I stood for a couple of moments, discreetly watching these men as their voices carried through the air.  It appeared as though they were recounting stories of other days that they had lived and doing so, with great fondness.  Each one of them taking joy and laughter out of the other’s accounts, seemingly totally oblivious to their physical state.  It was as though their tales and laughter had carried them away from their current moment, helping them to forget that they were homeless, wet and likely as chilled as I was feeling at that point in time.  The difference being, they had been out there for hours in the elements whereas, I had only been out in them for a few minutes.

As I entered my warm, dry home, stripping my wet coat off, kicking off my soggy shoes and heading for the bathroom to grab a clean, fresh towel, I couldn’t help but think of these men who were likely still in the same spot I had seen them while both going and coming back in my travels.  Here I was drying off, changing into warm, comfortable clothing and about to figure out what to make for dinner.  I wondered if these men would even have a dinner that night or any other evening for that matter.  I knew that I would never know.
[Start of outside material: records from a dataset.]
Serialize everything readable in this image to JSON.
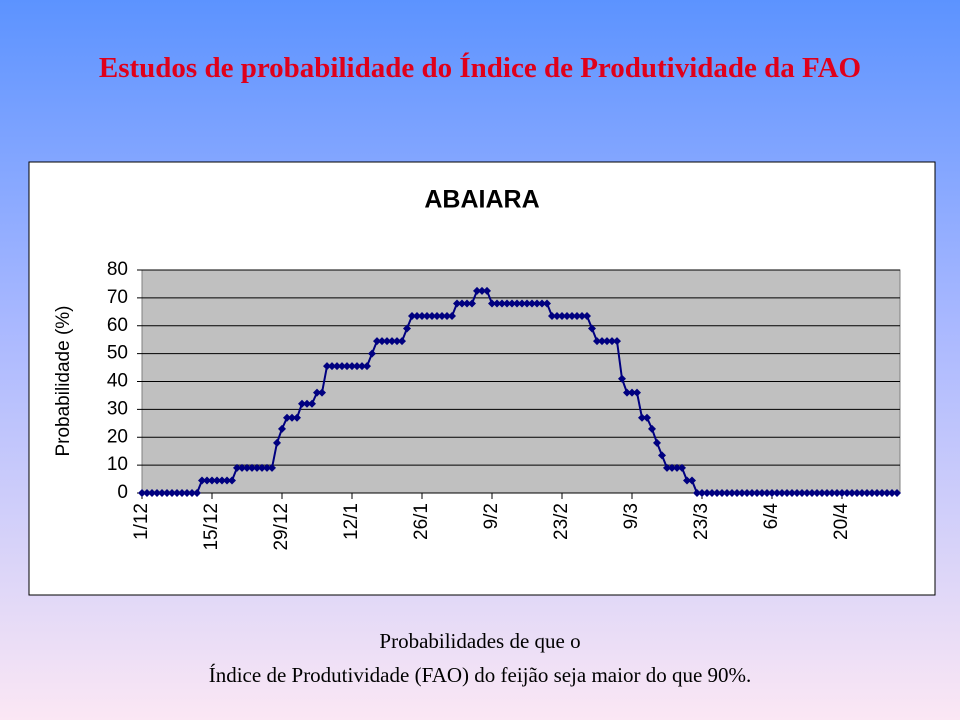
{
  "slide_title": "Estudos de probabilidade do Índice de Produtividade da FAO",
  "caption": [
    "Probabilidades de que o",
    "Índice de Produtividade (FAO) do feijão seja maior do que 90%."
  ],
  "chart_data": {
    "type": "line",
    "title": "ABAIARA",
    "y_label": "Probabilidade (%)",
    "categories": [
      "1/12",
      null,
      null,
      null,
      null,
      null,
      null,
      null,
      null,
      null,
      null,
      null,
      null,
      null,
      "15/12",
      null,
      null,
      null,
      null,
      null,
      null,
      null,
      null,
      null,
      null,
      null,
      null,
      null,
      "29/12",
      null,
      null,
      null,
      null,
      null,
      null,
      null,
      null,
      null,
      null,
      null,
      null,
      null,
      "12/1",
      null,
      null,
      null,
      null,
      null,
      null,
      null,
      null,
      null,
      null,
      null,
      null,
      null,
      "26/1",
      null,
      null,
      null,
      null,
      null,
      null,
      null,
      null,
      null,
      null,
      null,
      null,
      null,
      "9/2",
      null,
      null,
      null,
      null,
      null,
      null,
      null,
      null,
      null,
      null,
      null,
      null,
      null,
      "23/2",
      null,
      null,
      null,
      null,
      null,
      null,
      null,
      null,
      null,
      null,
      null,
      null,
      null,
      "9/3",
      null,
      null,
      null,
      null,
      null,
      null,
      null,
      null,
      null,
      null,
      null,
      null,
      null,
      "23/3",
      null,
      null,
      null,
      null,
      null,
      null,
      null,
      null,
      null,
      null,
      null,
      null,
      null,
      "6/4",
      null,
      null,
      null,
      null,
      null,
      null,
      null,
      null,
      null,
      null,
      null,
      null,
      null,
      "20/4",
      null,
      null,
      null,
      null,
      null,
      null,
      null,
      null,
      null,
      null,
      null
    ],
    "values": [
      0,
      0,
      0,
      0,
      0,
      0,
      0,
      0,
      0,
      0,
      0,
      0,
      4.5,
      4.5,
      4.5,
      4.5,
      4.5,
      4.5,
      4.5,
      9,
      9,
      9,
      9,
      9,
      9,
      9,
      9,
      18,
      23,
      27,
      27,
      27,
      32,
      32,
      32,
      36,
      36,
      45.5,
      45.5,
      45.5,
      45.5,
      45.5,
      45.5,
      45.5,
      45.5,
      45.5,
      50,
      54.5,
      54.5,
      54.5,
      54.5,
      54.5,
      54.5,
      59,
      63.5,
      63.5,
      63.5,
      63.5,
      63.5,
      63.5,
      63.5,
      63.5,
      63.5,
      68,
      68,
      68,
      68,
      72.5,
      72.5,
      72.5,
      68,
      68,
      68,
      68,
      68,
      68,
      68,
      68,
      68,
      68,
      68,
      68,
      63.5,
      63.5,
      63.5,
      63.5,
      63.5,
      63.5,
      63.5,
      63.5,
      59,
      54.5,
      54.5,
      54.5,
      54.5,
      54.5,
      41,
      36,
      36,
      36,
      27,
      27,
      23,
      18,
      13.5,
      9,
      9,
      9,
      9,
      4.5,
      4.5,
      0,
      0,
      0,
      0,
      0,
      0,
      0,
      0,
      0,
      0,
      0,
      0,
      0,
      0,
      0,
      0,
      0,
      0,
      0,
      0,
      0,
      0,
      0,
      0,
      0,
      0,
      0,
      0,
      0,
      0,
      0,
      0,
      0,
      0,
      0,
      0,
      0,
      0,
      0,
      0,
      0
    ],
    "color": "#000080",
    "ylim": [
      0,
      80
    ],
    "yticks": [
      0,
      10,
      20,
      30,
      40,
      50,
      60,
      70,
      80
    ],
    "grid": true
  }
}
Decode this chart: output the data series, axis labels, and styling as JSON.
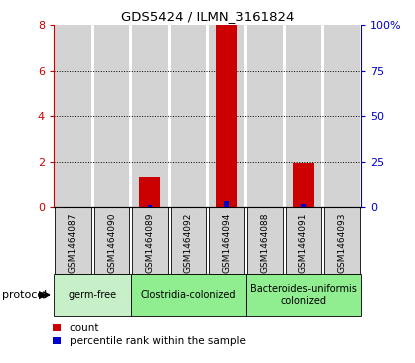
{
  "title": "GDS5424 / ILMN_3161824",
  "samples": [
    "GSM1464087",
    "GSM1464090",
    "GSM1464089",
    "GSM1464092",
    "GSM1464094",
    "GSM1464088",
    "GSM1464091",
    "GSM1464093"
  ],
  "count_values": [
    0,
    0,
    1.3,
    0,
    8.0,
    0,
    1.95,
    0
  ],
  "percentile_values": [
    0,
    0,
    0.85,
    0,
    3.35,
    0.22,
    1.4,
    0
  ],
  "ylim_left": [
    0,
    8
  ],
  "ylim_right": [
    0,
    100
  ],
  "yticks_left": [
    0,
    2,
    4,
    6,
    8
  ],
  "yticks_right": [
    0,
    25,
    50,
    75,
    100
  ],
  "ytick_labels_right": [
    "0",
    "25",
    "50",
    "75",
    "100%"
  ],
  "grid_lines": [
    2,
    4,
    6
  ],
  "groups": [
    {
      "label": "germ-free",
      "start": 0,
      "end": 1,
      "color": "#c8f0c8"
    },
    {
      "label": "Clostridia-colonized",
      "start": 2,
      "end": 4,
      "color": "#90ee90"
    },
    {
      "label": "Bacteroides-uniformis\ncolonized",
      "start": 5,
      "end": 7,
      "color": "#90ee90"
    }
  ],
  "count_color": "#cc0000",
  "percentile_color": "#0000cc",
  "sample_bg_color": "#d3d3d3",
  "bg_color": "#ffffff",
  "legend_labels": [
    "count",
    "percentile rank within the sample"
  ],
  "protocol_label": "protocol",
  "left_tick_color": "#cc0000",
  "right_tick_color": "#0000cc",
  "bar_width": 0.55,
  "pct_bar_width": 0.12
}
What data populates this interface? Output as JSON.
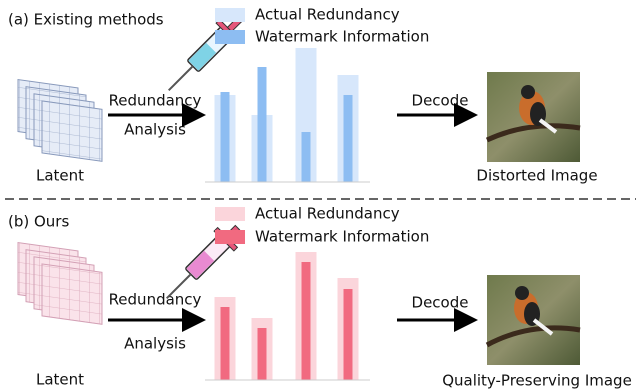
{
  "panels": [
    {
      "label": "(a) Existing methods",
      "latent": "Latent",
      "analysis": [
        "Redundancy",
        "Analysis"
      ],
      "decode": "Decode",
      "output": "Distorted Image"
    },
    {
      "label": "(b) Ours",
      "latent": "Latent",
      "analysis": [
        "Redundancy",
        "Analysis"
      ],
      "decode": "Decode",
      "output": "Quality-Preserving Image"
    }
  ],
  "chart_data": [
    {
      "type": "bar",
      "categories": [
        null,
        null,
        null,
        null
      ],
      "ylim": [
        0,
        140
      ],
      "series": [
        {
          "name": "Actual Redundancy",
          "color": "#d7e7fb",
          "values": [
            87,
            67,
            134,
            107
          ]
        },
        {
          "name": "Watermark Information",
          "color": "#8dbdf2",
          "values": [
            90,
            115,
            50,
            87
          ]
        }
      ]
    },
    {
      "type": "bar",
      "categories": [
        null,
        null,
        null,
        null
      ],
      "ylim": [
        0,
        140
      ],
      "series": [
        {
          "name": "Actual Redundancy",
          "color": "#fbd5db",
          "values": [
            83,
            62,
            128,
            102
          ]
        },
        {
          "name": "Watermark Information",
          "color": "#f16a80",
          "values": [
            73,
            52,
            118,
            91
          ]
        }
      ]
    }
  ]
}
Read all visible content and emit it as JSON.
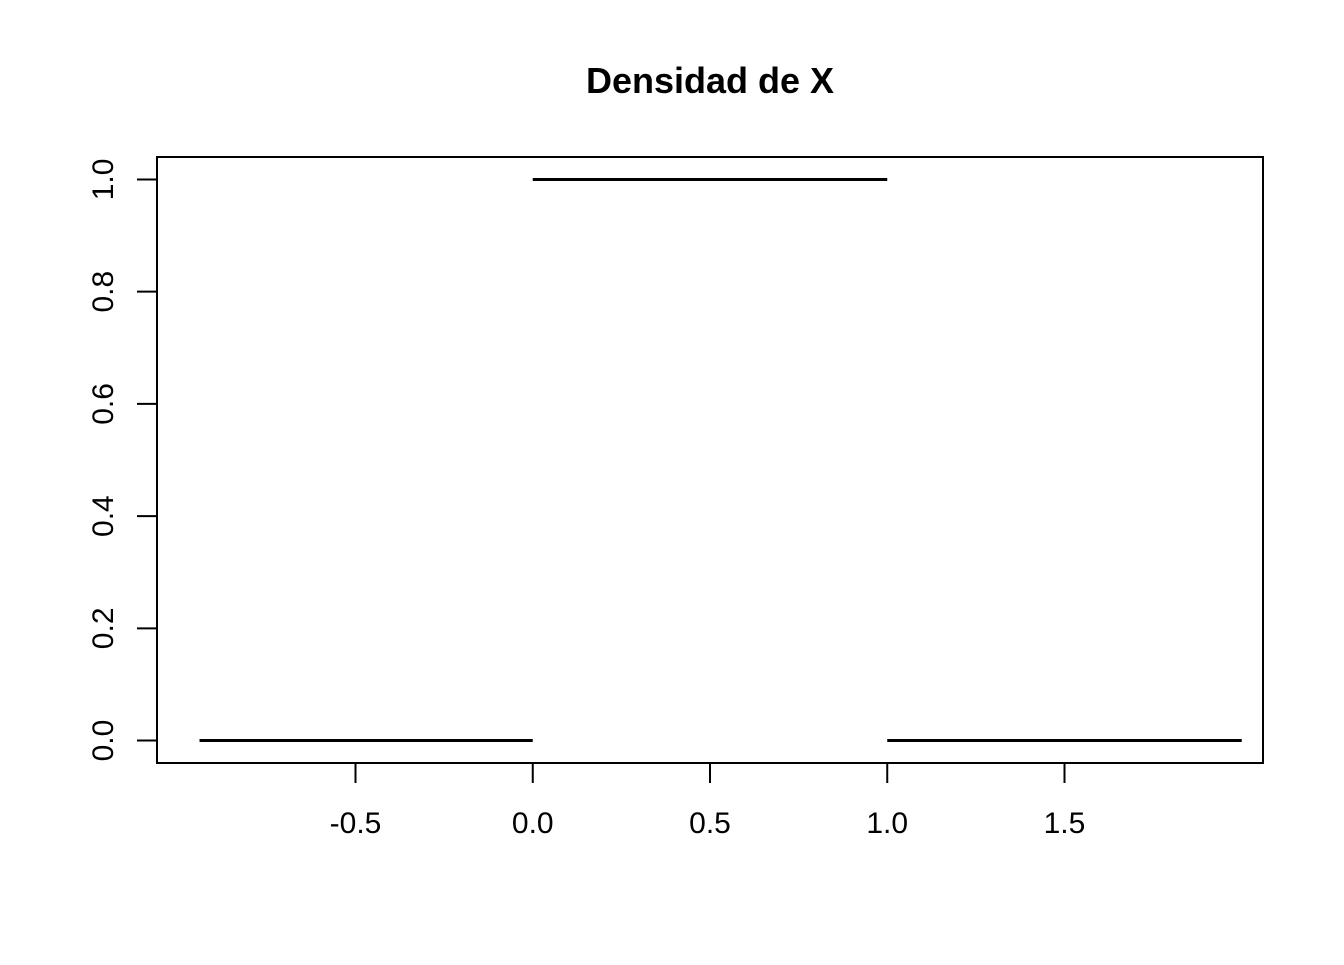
{
  "chart_data": {
    "type": "line",
    "title": "Densidad de X",
    "xlabel": "",
    "ylabel": "",
    "xlim": [
      -1.06,
      2.06
    ],
    "ylim": [
      -0.04,
      1.04
    ],
    "x_ticks": [
      -0.5,
      0.0,
      0.5,
      1.0,
      1.5
    ],
    "x_tick_labels": [
      "-0.5",
      "0.0",
      "0.5",
      "1.0",
      "1.5"
    ],
    "y_ticks": [
      0.0,
      0.2,
      0.4,
      0.6,
      0.8,
      1.0
    ],
    "y_tick_labels": [
      "0.0",
      "0.2",
      "0.4",
      "0.6",
      "0.8",
      "1.0"
    ],
    "grid": false,
    "segments": [
      {
        "x": [
          -0.94,
          0.0
        ],
        "y": [
          0.0,
          0.0
        ]
      },
      {
        "x": [
          0.0,
          1.0
        ],
        "y": [
          1.0,
          1.0
        ]
      },
      {
        "x": [
          1.0,
          2.0
        ],
        "y": [
          0.0,
          0.0
        ]
      }
    ],
    "colors": {
      "line": "#000000",
      "axis": "#000000",
      "background": "#ffffff"
    }
  }
}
As I laid in bed that night, comfy, dry, warm, stomach full and satisfied, I thought again about these men, knowing that there were many more like them around this planet who were and are in the same or similar states.  They have nothing while so many of us have everything that we need and more and yet, they appeared happier than a lot of those whom I had passed or had passed me by that day.

What makes that difference?

Why is it that a lot of us who have seemingly everything, can’t find a way to be happy while others, who have nothing and live miserable lives by comparison, can still find happiness?

Is it that they don’t know what it’s like to live any differently so they don’t know what they’re missing?  Or, is it that they’ve found something that all of the material possessions and comforts in the world cannot bring us?

Could a lack of materialism and comfort cause us to find a spiritual source of contentment that we lose when we have so much to distract us from spirit?  Are we causing ourselves to be unhappy by losing sight of what’s really important as we strive to have more and more material acquisitions, bigger houses, better cars, climb the corporate ladders, strive for more lavish vacations, become swallowed up by technology and forgetting the value of simple laughter and friendship?

Are we slowly losing the art of being human?

Have we gone so far from our spiritual selves that we are moving further away from the ability to find happiness?

I drifted off to sleep that night with those questions running through my mind and I am still thinking but, that’s another blog entry for another day as I also continue to ask myself whether we should be questioning the saying, “there but, for the Grace of God go I” for it may be that we need to ask ourselves, “there, with the Grace of God, go they for they can teach us what we have lost”.